Nein, denn die Konsumenten lassen sich nicht gern von der Politik bevormunden. Die Tausenden "Raucherclubs" in Bayern waren ein Beleg dafür. Politik sollte für den Menschen gemacht werden, nicht gegen ihn.



Abendblatt:

Wie hat sich das bisherige Rauchverbot auf den Zigarettenabsatz in Deutschland ausgewirkt?

Wouda Kuipers:

Im vergangenen Kalenderjahr ging der Absatz um drei Prozent auf 87 Milliarden Fabrikzigaretten zurück. In den Vorjahren betrug der Rückgang immer etwa ein Prozent. Das heißt, zwei Prozentpunkte entfallen auf das Rauchverbot. Das liegt unter unseren Erwartungen. Zudem gehen wir davon aus, dass sich dieser Rückgang wie in anderen Ländern auch mittelfristig wieder ausgleicht. Doch wir haben ein weitaus größeres Problem: Jede fünfte der in Deutschland gerauchten Zigarette ist geschmuggelt. Mit diesem Thema sollte sich die Politik stärker befassen.



Abendblatt:

Der Zoll ist gegen Schmuggler doch erfolgreich.

Wouda Kuipers:

Der Zoll leistet zwar eine gute Arbeit mit seinen Grenzkontrollen.
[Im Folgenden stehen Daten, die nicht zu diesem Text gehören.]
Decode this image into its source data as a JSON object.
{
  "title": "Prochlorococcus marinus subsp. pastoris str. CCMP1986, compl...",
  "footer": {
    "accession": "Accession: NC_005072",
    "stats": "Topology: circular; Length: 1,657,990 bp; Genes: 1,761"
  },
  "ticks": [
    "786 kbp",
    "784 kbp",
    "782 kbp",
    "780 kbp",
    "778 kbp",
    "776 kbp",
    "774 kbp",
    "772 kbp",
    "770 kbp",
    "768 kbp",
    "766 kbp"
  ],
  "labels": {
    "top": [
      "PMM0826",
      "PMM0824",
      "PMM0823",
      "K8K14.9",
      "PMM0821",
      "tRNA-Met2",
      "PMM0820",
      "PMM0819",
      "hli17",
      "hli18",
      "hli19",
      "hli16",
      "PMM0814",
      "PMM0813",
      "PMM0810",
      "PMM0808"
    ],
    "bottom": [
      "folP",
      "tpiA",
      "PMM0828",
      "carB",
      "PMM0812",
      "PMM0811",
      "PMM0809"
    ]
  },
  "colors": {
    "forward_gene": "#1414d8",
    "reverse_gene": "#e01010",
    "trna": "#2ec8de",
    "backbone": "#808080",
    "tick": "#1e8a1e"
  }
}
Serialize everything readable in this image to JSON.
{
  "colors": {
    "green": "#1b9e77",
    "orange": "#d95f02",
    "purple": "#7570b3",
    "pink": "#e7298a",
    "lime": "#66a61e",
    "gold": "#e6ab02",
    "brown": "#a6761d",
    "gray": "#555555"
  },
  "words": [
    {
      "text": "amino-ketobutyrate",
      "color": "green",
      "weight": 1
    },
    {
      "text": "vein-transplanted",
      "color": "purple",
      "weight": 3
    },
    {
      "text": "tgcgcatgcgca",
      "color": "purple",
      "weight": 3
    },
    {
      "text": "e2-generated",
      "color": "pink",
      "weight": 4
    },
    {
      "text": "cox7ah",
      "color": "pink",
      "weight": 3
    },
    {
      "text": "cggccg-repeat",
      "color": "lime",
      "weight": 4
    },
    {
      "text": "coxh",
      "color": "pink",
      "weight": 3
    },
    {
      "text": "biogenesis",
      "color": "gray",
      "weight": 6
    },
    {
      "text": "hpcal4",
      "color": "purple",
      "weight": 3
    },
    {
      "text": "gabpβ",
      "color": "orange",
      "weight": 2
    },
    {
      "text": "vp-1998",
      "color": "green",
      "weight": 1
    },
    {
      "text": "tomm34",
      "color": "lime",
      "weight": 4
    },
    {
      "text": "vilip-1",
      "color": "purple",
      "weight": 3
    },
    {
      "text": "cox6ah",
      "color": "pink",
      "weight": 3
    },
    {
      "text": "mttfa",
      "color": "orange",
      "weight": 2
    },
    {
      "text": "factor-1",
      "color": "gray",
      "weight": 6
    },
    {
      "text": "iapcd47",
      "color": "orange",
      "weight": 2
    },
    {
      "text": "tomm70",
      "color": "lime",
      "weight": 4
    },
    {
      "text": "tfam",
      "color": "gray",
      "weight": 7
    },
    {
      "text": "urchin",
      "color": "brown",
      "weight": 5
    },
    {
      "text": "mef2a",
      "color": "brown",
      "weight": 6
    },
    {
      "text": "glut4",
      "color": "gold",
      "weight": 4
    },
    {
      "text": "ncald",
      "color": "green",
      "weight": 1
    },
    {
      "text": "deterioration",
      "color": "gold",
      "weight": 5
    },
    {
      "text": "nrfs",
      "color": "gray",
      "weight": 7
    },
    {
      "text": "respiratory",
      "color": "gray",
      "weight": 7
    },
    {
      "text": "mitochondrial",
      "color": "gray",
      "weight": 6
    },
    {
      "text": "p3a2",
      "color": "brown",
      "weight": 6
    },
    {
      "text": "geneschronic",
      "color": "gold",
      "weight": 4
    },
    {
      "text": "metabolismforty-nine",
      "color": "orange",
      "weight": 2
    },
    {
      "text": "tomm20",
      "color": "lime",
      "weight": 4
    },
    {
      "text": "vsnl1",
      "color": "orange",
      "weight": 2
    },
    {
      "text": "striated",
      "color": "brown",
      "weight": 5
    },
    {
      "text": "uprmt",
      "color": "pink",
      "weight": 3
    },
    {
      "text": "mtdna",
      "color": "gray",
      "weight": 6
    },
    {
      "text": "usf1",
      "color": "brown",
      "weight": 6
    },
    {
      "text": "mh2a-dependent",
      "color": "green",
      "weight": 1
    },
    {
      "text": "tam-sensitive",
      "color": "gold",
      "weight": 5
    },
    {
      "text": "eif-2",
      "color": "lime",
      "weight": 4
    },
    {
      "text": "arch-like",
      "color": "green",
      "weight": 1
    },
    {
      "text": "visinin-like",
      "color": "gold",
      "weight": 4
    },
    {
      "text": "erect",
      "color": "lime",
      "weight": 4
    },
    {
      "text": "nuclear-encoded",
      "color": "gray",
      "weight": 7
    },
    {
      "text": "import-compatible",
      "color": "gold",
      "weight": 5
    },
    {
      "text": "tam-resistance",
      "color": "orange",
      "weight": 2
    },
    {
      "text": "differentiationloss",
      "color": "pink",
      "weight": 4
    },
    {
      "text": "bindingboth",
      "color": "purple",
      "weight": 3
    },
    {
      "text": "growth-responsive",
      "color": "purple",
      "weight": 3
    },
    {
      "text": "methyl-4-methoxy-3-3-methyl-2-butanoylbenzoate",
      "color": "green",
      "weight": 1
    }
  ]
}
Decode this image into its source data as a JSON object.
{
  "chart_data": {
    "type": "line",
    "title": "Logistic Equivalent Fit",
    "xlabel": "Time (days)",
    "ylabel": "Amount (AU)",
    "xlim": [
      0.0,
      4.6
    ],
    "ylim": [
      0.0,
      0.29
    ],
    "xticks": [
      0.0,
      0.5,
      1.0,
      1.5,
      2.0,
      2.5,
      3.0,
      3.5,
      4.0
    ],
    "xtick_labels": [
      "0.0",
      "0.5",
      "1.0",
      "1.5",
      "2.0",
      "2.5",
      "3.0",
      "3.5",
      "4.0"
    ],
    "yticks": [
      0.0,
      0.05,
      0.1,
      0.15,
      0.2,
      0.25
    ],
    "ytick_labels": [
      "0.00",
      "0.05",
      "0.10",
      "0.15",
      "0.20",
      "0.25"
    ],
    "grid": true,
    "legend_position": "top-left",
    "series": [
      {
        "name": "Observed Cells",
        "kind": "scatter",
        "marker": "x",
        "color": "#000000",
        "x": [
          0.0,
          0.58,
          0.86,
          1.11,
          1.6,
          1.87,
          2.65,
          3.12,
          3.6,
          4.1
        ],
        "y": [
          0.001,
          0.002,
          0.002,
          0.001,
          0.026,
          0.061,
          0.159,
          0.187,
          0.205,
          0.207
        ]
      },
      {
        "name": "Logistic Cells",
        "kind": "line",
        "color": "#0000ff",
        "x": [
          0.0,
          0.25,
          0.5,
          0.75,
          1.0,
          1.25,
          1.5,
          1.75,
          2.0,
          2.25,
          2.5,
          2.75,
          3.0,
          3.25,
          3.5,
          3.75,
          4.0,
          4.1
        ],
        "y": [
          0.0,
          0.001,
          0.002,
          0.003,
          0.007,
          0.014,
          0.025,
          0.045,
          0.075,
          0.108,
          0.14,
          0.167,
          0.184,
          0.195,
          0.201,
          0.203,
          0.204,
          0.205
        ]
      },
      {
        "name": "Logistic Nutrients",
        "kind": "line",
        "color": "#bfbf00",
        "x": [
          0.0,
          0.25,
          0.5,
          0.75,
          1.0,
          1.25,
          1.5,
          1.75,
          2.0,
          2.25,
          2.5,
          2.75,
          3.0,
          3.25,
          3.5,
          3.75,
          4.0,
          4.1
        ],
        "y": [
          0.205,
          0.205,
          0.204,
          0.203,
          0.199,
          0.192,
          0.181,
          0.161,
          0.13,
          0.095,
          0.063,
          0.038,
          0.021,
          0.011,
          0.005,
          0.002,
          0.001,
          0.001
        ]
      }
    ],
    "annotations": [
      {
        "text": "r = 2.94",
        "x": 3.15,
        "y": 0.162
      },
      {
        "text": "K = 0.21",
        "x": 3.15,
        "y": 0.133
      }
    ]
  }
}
Aber wird brauchen auch die Hilfe von der Landespolizei und den Ordnungsämtern, die die Verkäufer geschmuggelter Zigaretten vor Ort stoppen. Auch hier in Hamburg. Bei den Routinekontrollen in Kneipen, Märkten und auf der Straße. Das ist kein großer Aufwand. Kennen Sie die Marke Jin Ling? Diese Marke gibt es offiziell gar nicht in Deutschland. Sie ist verboten. Trotzdem wird sie überall verkauft und ist schon unter den Top Ten.



Abendblatt:

Sie ist aber wesentlich günstiger.

Wouda Kuipers:

Und keiner weiß genau, welche Stoffe sie enthält. Zigarettenschmuggel ist kein Kavaliersdelikt sondern organisierte Kriminalität!